I ran across a quote from John Piper not long ago that stopped me in my happy-go-lucky tracks:
"The critical question for our generation--and for every generation--is this: If you could have heaven, with no sickness, and with all the friends you ever had on earth, and all the food you ever liked, and all the leisure activities you ever enjoyed, and all the natural beauties you ever saw, all the physical pleasures you ever tasted, and no human conflict or any natural disasters, could you be satisfied with heaven, if Christ was not there?"
This quote instantly exposed the shallowness of my one-sided faith in God. I am ashamed to say that too easily the answer to that question would more often than not be "yes". Is that the extent of my love for the Lord?

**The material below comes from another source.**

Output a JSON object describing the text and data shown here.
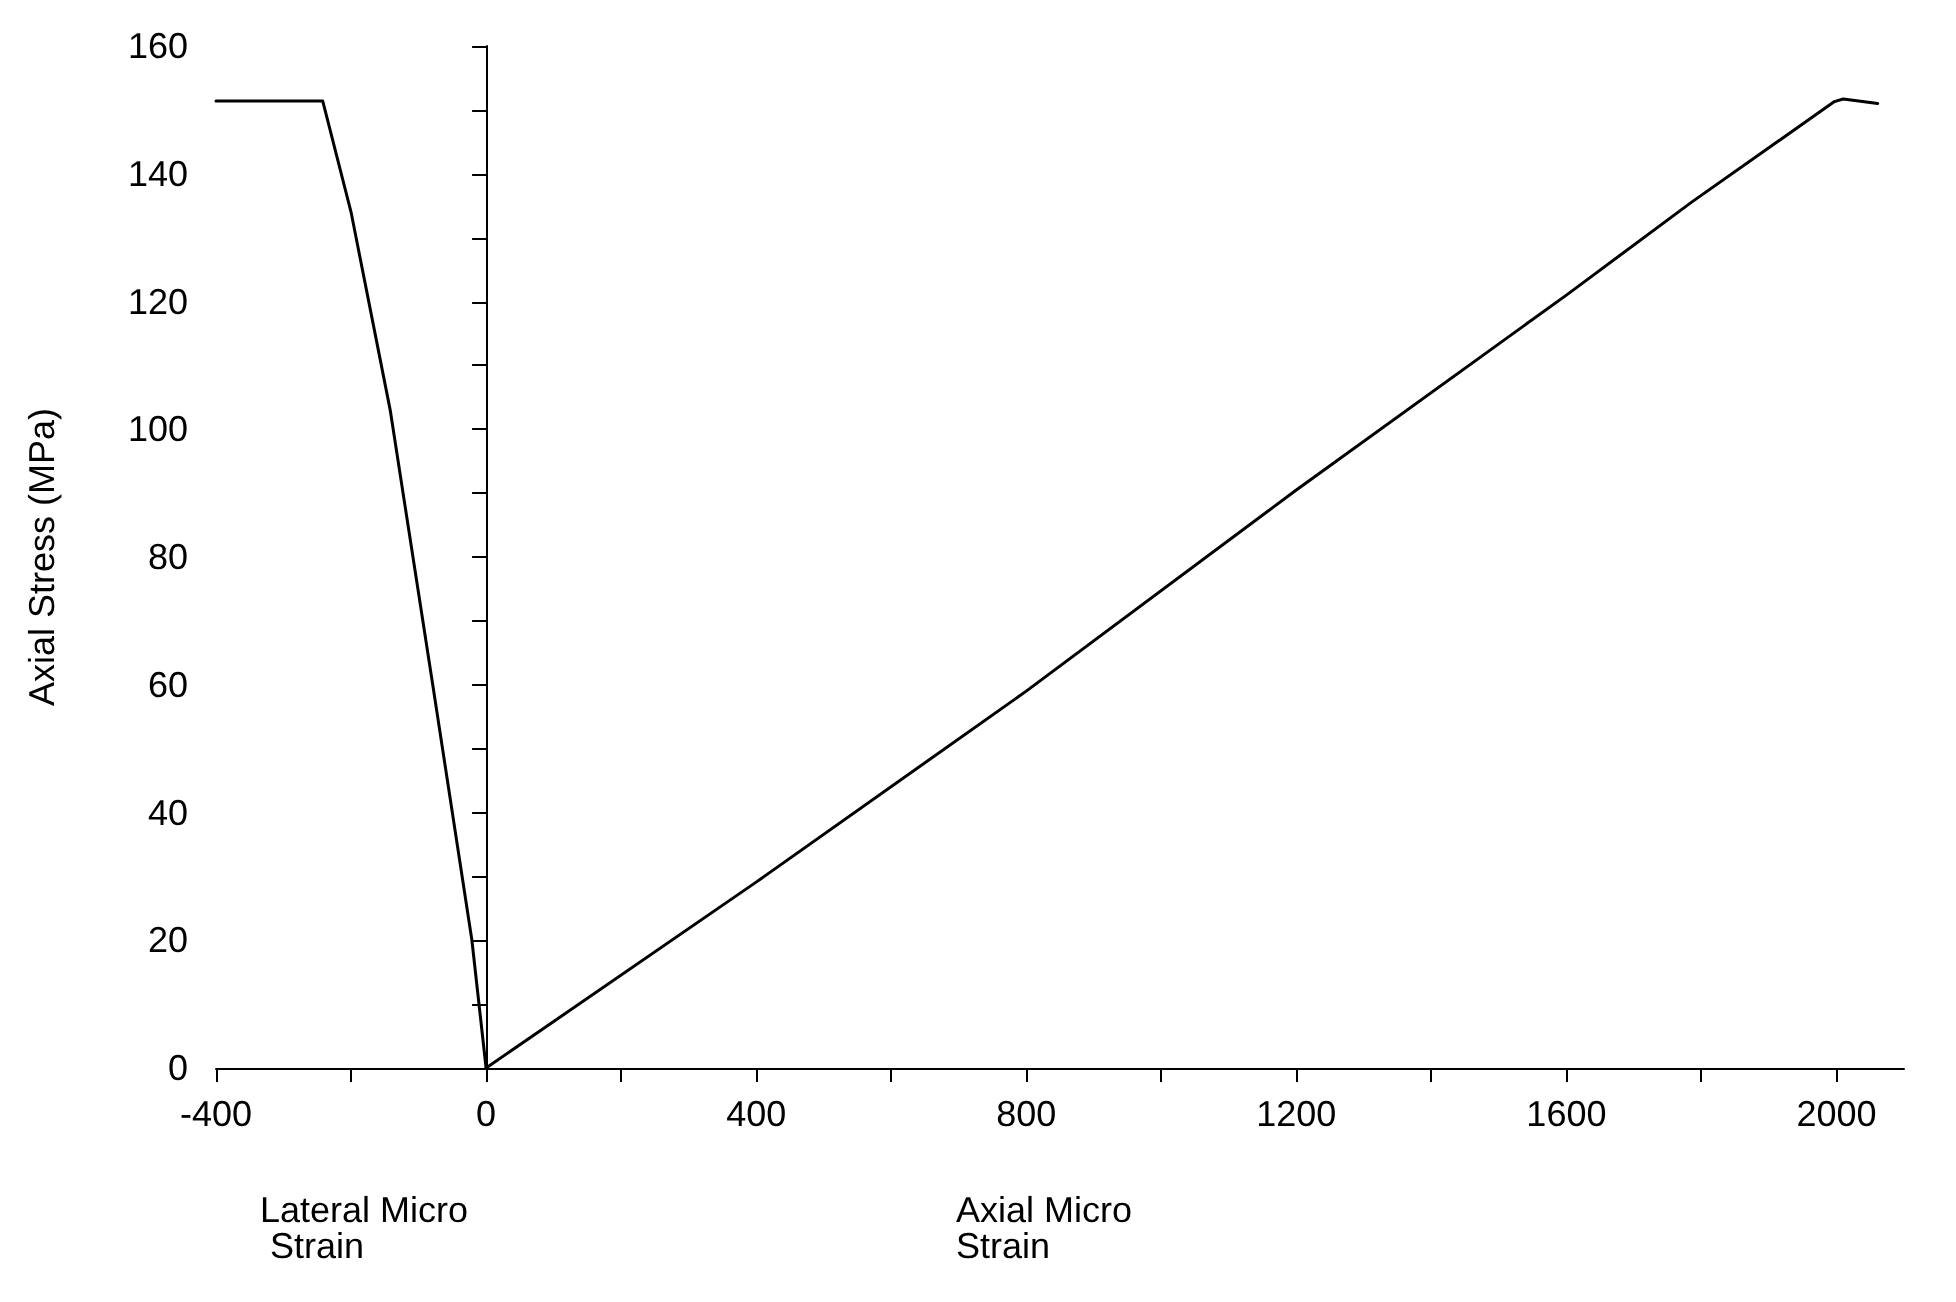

When I face trials I go running to the Lord but when things are good I almost always fall away, thinking I can handle it on my own. How proud of me to think I can handle anything on my own. I cannot.
Last year the song "While I'm Waiting" by John Waller became sort of an anthem for my life, saying that as I wait I will continue to praise the Lord. There was nothing wrong with this idea until I began to assume that the Lord would indeed deliver me out of my situation. Now, however, I find myself asking the question "what if"--what if He chooses not to deliver me from this place in life?, what if this is exactly what God has purposed for my life? Am I willing to live it to the fullest and quit looking for the next "out", thinking that surely He has something much more grandiose for my incredible life? Woe to me.
"Father, you are good to me and so often in your blessings I lose sight of you. Your blessings feel good and bring me great joy, but without you they are nothing. I desire to live for you alone but I constantly get distracted by the good things in my life that I run after more good feelings and leave you by the wayside. Forgive me oh Lord. Without you I am nothing. I know now that no good feeling will ever fill up the void in my heart. Forgive me for trying to stuff people and things and places into a God-sized hole. Let my feet run after you and my eyes see none but you. Lord, let it be."